Three sons, three eagles
SEARS — Earning the rank of Eagle Scout is no easy process. That’s why you don’t meet many. It takes a lot of hard work and determination, and as you move up in rank over the years and set your sights on that of Eagle, the work becomes tougher.
There are many requirements. One requirement is that you earn at least 21 merit badges. Logan Prichard, a 17-year-old junior at Evart High School, knew he was equal to the task and not only was he determined to become an Eagle Scout, but proud to be the third son in his family to do so.
Logan joined Boy Scout Troop 120 at Barryton when he was 11. “I had the same Scoutmaster all the way through.” It was Carl King, and Logan had the utmost respect for his leader.
“The morning I was supposed to carry out my project to help others, a bunch of us got together to work on it,” Logan recalls. How could he ever forget. He and his fellow Scouts gathered, and started working, but learned that the Scoutmaster was not going to be there. “We knew he fell and was sent to Clare by ambulance. Then he was flown to Butterworth, but that was all we knew.”
Later, the Scouts learned a man-sized truth. Their Scoutmaster had passed away, “of a major stroke called a brain bleed,” Logan explained.
Did they quit the project? Put if off to another day? Not at all.
“We did what he would have wanted us to do. We kept working on the project. Becoming an Eagle takes lots of leadership skills, and this was a time when we had to prove we could continue.”
Continue they did, building four wooden picnic tables which are wheelchair-accessible. “We had gone this far and we knew it was important for all of us to keep going,” Logan said. “We were building them at my grandma’s house, and when they came to tell us, we continued on. We finished them that day. We have to live by the Scout Oath. A Scout is reverent. We were helping each other through this, and doing something good for others. Mr. King would have liked that.”
And so they found the strength to keep going. Once finished, two wheelchair accessible tables were donated to the Sears Church of God and two to the Osceola County Fairgrounds. Logan’s brother, Steven Prichard made handicap-accessible picnic tables for the fairgrounds a few years earlier as part of his Eagle Scout requirements.
Logan said he was impressed with his brother’s project, and “although mine was similar, it was different. We made the design a little bit different, and you had to figure out all the angles for the legs. We kind of figured out how they were built and just built them. I had quite a bit of adult help earlier, and then we just did it.”
Those adults included, he said, “Mr. Eichelberger, a teacher at Evart, my Scoutmaster Mr. Carl King, my brother Joseph, my dad, Fred Prichard, my youth pastor Rob Rounds, my uncle Erick McNeilly, and Dirk Huntly, an adult leader.”
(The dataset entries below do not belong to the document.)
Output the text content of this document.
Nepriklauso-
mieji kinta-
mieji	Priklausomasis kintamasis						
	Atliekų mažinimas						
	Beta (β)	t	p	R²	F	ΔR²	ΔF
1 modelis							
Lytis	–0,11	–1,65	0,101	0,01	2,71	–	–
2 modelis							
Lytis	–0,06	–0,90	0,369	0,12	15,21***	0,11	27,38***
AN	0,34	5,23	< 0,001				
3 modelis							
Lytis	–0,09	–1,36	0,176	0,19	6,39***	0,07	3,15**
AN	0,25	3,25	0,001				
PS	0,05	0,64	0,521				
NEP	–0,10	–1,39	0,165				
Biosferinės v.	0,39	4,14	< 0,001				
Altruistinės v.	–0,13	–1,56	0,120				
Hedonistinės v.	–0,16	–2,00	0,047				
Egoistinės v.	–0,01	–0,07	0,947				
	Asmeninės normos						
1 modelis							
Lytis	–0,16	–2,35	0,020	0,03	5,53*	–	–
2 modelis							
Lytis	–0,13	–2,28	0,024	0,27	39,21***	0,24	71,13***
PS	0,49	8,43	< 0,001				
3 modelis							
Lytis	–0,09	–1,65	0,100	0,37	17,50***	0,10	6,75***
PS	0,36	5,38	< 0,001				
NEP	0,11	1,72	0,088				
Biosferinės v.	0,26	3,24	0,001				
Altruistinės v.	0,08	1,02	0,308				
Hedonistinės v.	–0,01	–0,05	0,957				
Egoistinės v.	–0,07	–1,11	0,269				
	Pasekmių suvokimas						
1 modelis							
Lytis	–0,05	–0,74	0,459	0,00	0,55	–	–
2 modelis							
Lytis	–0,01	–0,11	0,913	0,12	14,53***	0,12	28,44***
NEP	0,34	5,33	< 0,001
He went on to say, “If the need arises, I probably would make more.” He said that although the cost was close to $500 for the four tables, “Maple Arbor Farms donated a quarter of the cost of the materials, Louis W. McNeilly Memorial Fund another fourth, and Smith Lumber Company donated the last half of the materials. Everybody was good to us and helped us help some others too.”
Logan brought the conversation back to his Scoutmaster often., saying, “He was an encourager. I feel he was a good mentor. He didn’t give and take, he had true leadership fashion and I respected him a lot.” Logan and four current Eagle Scouts including his brother Joseph, Alex Mortenson, Richard French “and one from Mr. King’s first troop at Bay City, and Josh Renne, who is a Life Scout currently, on his way to Eagle” were Mr. King’s pall bearers.
The young man who talks much about his brothers, and his sister, Arianne, who was salutatorian of her graduating class, says he is proud of them all. He added that his brother Joseph did cleanup for his Eagle Scout at Evart Elementary School’s Kid’s Pad, a wooden playground where he sanded all the graffiti off and added wood chips around it.
This son of Fred and Annette has chores to do on the family farm, and enjoys talking about the heritage of his house, and his dog, Job (“It’s pronounced Jobe like from the Bible, is my border collie and likes to hide out in the house, and mom’s dog, but sort of all of our’s, that’s Summer. She’s blind from diabetes.”
A Scout is reverent. Logan likes helping others. “I just basically like to help people. It’s a Boy Scout thing and I can’t get away from it. Do a good turn daily, you know, and for me it’s more if possible.”
He has cattle of his own, hopes to do shot put and discus this year in track, “and I guess that’s about it.”
Oh, and then there’s that Eagle Scout ceremony, the third son, who reminds others he’s very proud of his brothers and sister.
“I mean that,” he said, and “I have Mr. King and my family to thank and others too, even you,” he said petting the head of the blind dog who just sauntered over to him as he spoke and laid its head on his lap.
With that it was time to head for the barn and help his mom feed five new calves.